Sie taumelte hinaus; erst die frische Luft draußen weckte sie zu einiger Besinnung. „Jetzt ist es aus,“ murmelte sie vor sich hin, „jetzt mag unser lieber Herrgott mir verzeih’n, es giebt kein anderes Mittel mehr …“ Wie verfolgt und gehetzt rannte sie zwischen den Hausgärten dahin, unbekümmert um den dort noch tiefer liegenden Schnee, der ihre Schritte zu hemmen suchte, und hielt aufschreckend erst inne, als sie mit einem Male an der Rückseite des Moosrainer-Gehöftes stand … Das Herz drohte ihr stille zu stehen, denn durch die Lücken des Zaungebüsches erblickte sie Isidor, der, um frische Luft zu schöpfen, einen Morgengang durch den winterlichen Garten machte. Sie kauerte an der Umzäunung nieder, um besser Haus und Hof übersehen zu können. „B’hüt dich Gott, du lieb’s, lieb’s Haus!“ flüsterte sie dann innig, „ich dank’ dir tausend und tausendmal für all das Gute, das ich genossen hab’ in dir! B’hüt Dich Gott, Isidor … ich seh’ Euch nit wieder, aber ich will Euch zeigen, daß ich nit vergessen hab’, was ich Euch verdank’ …“ Hastig riß sie das Bündelchen auf, das sie neben sich in den Schnee gelegt, und nahm das verdorrte Kränzlein, das sie am Primiztage getragen hatte, heraus, sie streifte den Silberring, das einzige Andenken ihrer Mutter, von der Hand und drückte Beides inbrünstig an den Mund, dann erhob sie sich, zu rascher Flucht bereit, und warf die beiden Kleinode, in ein Tüchelchen gewickelt, in den Garten, daß das Päckchen unfern des dort Wandelnden zu Boden fiel …

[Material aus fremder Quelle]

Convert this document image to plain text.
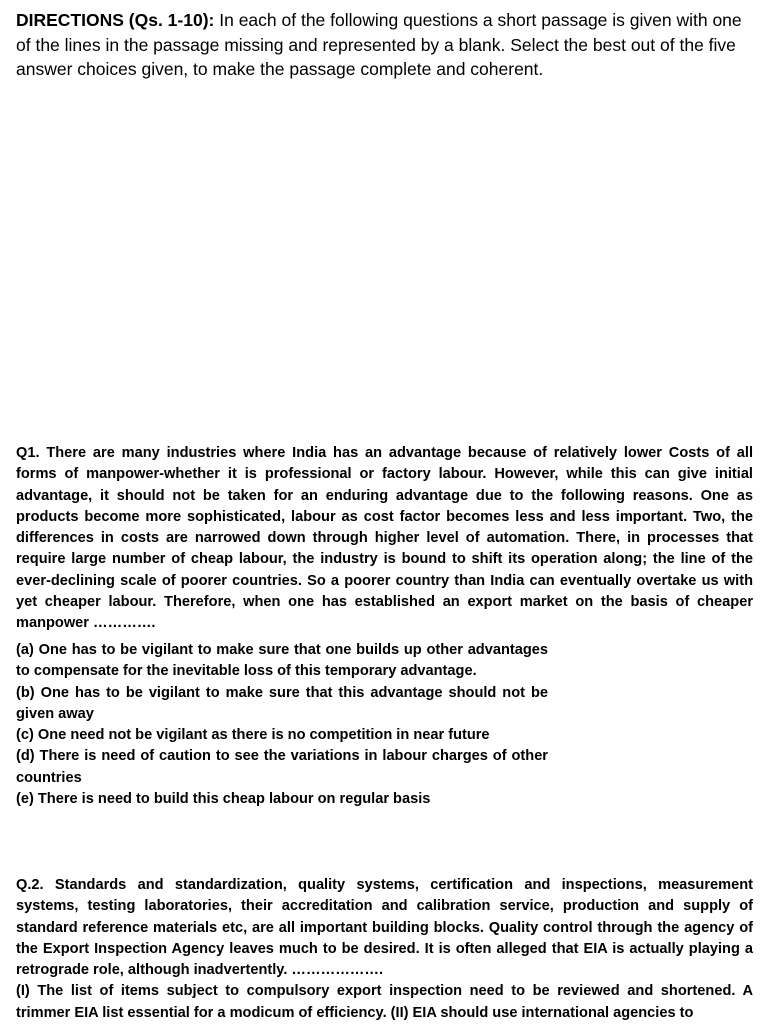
DIRECTIONS (Qs. 1-10): In each of the following questions a short passage is given with one of the lines in the passage missing and represented by a blank. Select the best out of the five answer choices given, to make the passage complete and coherent.

Q1. There are many industries where India has an advantage because of relatively lower Costs of all forms of manpower-whether it is professional or factory labour. However, while this can give initial advantage, it should not be taken for an enduring advantage due to the following reasons. One as products become more sophisticated, labour as cost factor becomes less and less important. Two, the differences in costs are narrowed down through higher level of automation. There, in processes that require large number of cheap labour, the industry is bound to shift its operation along; the line of the ever-declining scale of poorer countries. So a poorer country than India can eventually overtake us with yet cheaper labour. Therefore, when one has established an export market on the basis of cheaper manpower ………….

(a) One has to be vigilant to make sure that one builds up other advantages to compensate for the inevitable loss of this temporary advantage.
(b) One has to be vigilant to make sure that this advantage should not be given away
(c) One need not be vigilant as there is no competition in near future
(d) There is need of caution to see the variations in labour charges of other countries
(e) There is need to build this cheap labour on regular basis
Q.2. Standards and standardization, quality systems, certification and inspections, measurement systems, testing laboratories, their accreditation and calibration service, production and supply of standard reference materials etc, are all important building blocks. Quality control through the agency of the Export Inspection Agency leaves much to be desired. It is often alleged that EIA is actually playing a retrograde role, although inadvertently. ……………….
(I) The list of items subject to compulsory export inspection need to be reviewed and shortened. A trimmer EIA list essential for a modicum of efficiency. (II) EIA should use international agencies to
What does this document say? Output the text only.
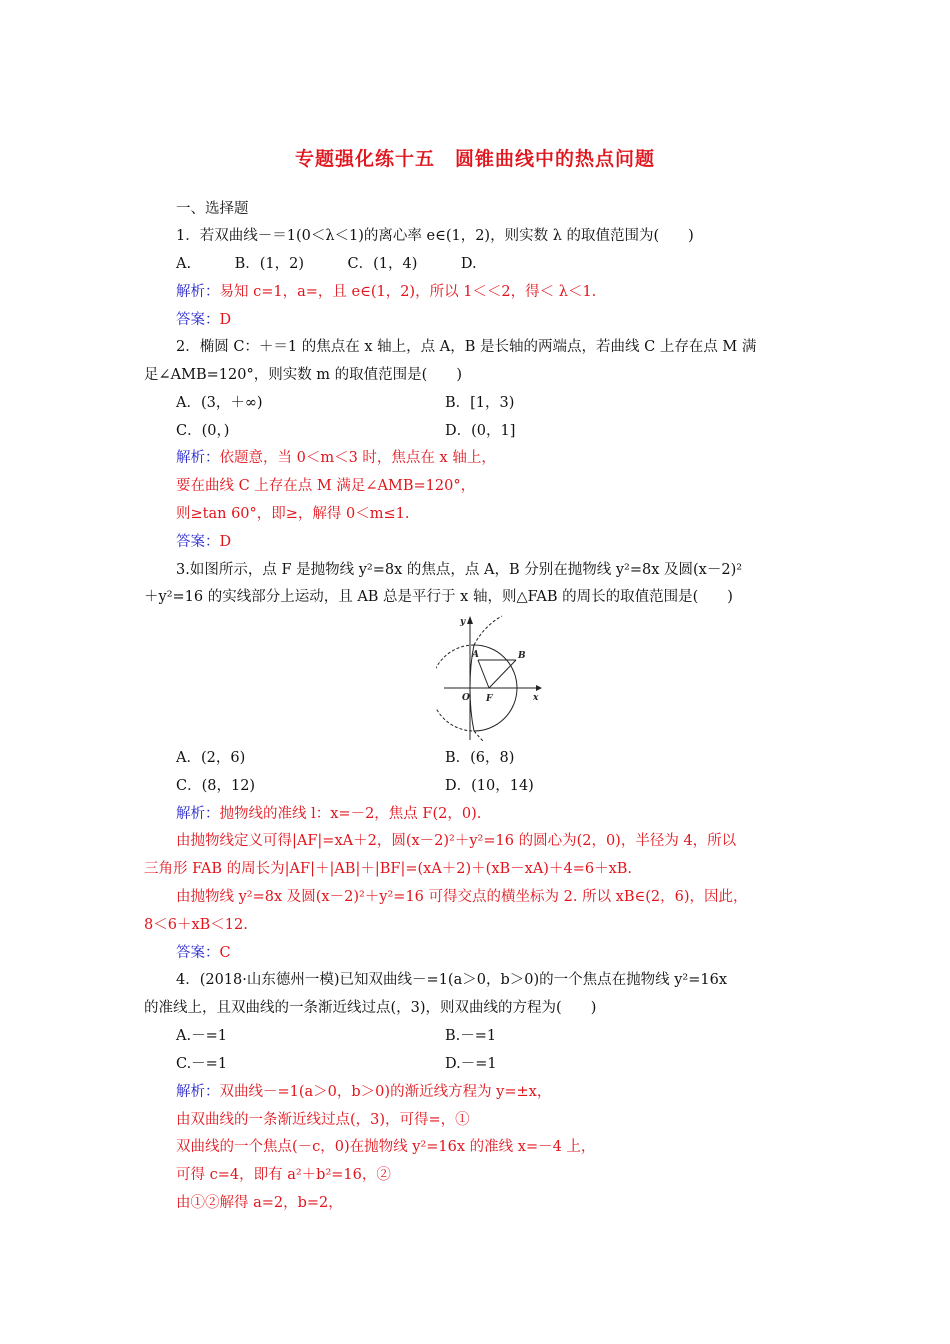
专题强化练十五　圆锥曲线中的热点问题
一、选择题
1．若双曲线－＝1(0＜λ＜1)的离心率 e∈(1，2)，则实数 λ 的取值范围为(　　)
A.　　　B．(1，2)　　　C．(1，4)　　　D.
解析：易知 c=1，a=，且 e∈(1，2)，所以 1＜＜2，得＜ λ＜1.
答案：D
2．椭圆 C：＋＝1 的焦点在 x 轴上，点 A，B 是长轴的两端点，若曲线 C 上存在点 M 满
足∠AMB=120°，则实数 m 的取值范围是(　　)
A．(3，＋∞)	B．[1，3)
C．(0，)	D．(0，1]
解析：依题意，当 0＜m＜3 时，焦点在 x 轴上，
要在曲线 C 上存在点 M 满足∠AMB=120°，
则≥tan 60°，即≥，解得 0＜m≤1.
答案：D
3.如图所示，点 F 是抛物线 y²=8x 的焦点，点 A，B 分别在抛物线 y²=8x 及圆(x－2)²
＋y²=16 的实线部分上运动，且 AB 总是平行于 x 轴，则△FAB 的周长的取值范围是(　　)
y
x
A	B
O F
A．(2，6)	B．(6，8)
C．(8，12)	D．(10，14)
解析：抛物线的准线 l：x=－2，焦点 F(2，0).
由抛物线定义可得|AF|=xA＋2，圆(x－2)²＋y²=16 的圆心为(2，0)，半径为 4，所以
三角形 FAB 的周长为|AF|＋|AB|＋|BF|=(xA＋2)＋(xB－xA)＋4=6＋xB.
由抛物线 y²=8x 及圆(x－2)²＋y²=16 可得交点的横坐标为 2. 所以 xB∈(2，6)，因此，
8＜6＋xB＜12.
答案：C
4．(2018·山东德州一模)已知双曲线－=1(a＞0，b＞0)的一个焦点在抛物线 y²=16x
的准线上，且双曲线的一条渐近线过点(，3)，则双曲线的方程为(　　)
A.－=1	B.－=1
C.－=1	D.－=1
解析：双曲线－=1(a＞0，b＞0)的渐近线方程为 y=±x，
由双曲线的一条渐近线过点(，3)，可得=，①
双曲线的一个焦点(－c，0)在抛物线 y²=16x 的准线 x=－4 上，
可得 c=4，即有 a²＋b²=16，②
由①②解得 a=2，b=2，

Ehe Isidor sich besinnen und nach ihr umsehen konnte, war sie entflohen.

Verwundert nahm und öffnete er das Päckchen und erbebte in tödtlichem Schrecken, als er den Inhalt erblickte, es war offenbar ein Zeichen, das ihm Franzi geben wollte, ein Zeichen des Abschieds für immer, denn sonst hätte sie sich nie von diesen Dingen getrennt, die ihren ganzen Reichthum ausmachten … Wie kam sie hierher? Was hatte sie vor? Von trüben Ahnungen getrieben eilte er durch das Haus an das Hofthor, um vielleicht von da die Fliehende zu ereilen.

Dort trat ihm ein anderer Anblick vor die Augen und in den Weg.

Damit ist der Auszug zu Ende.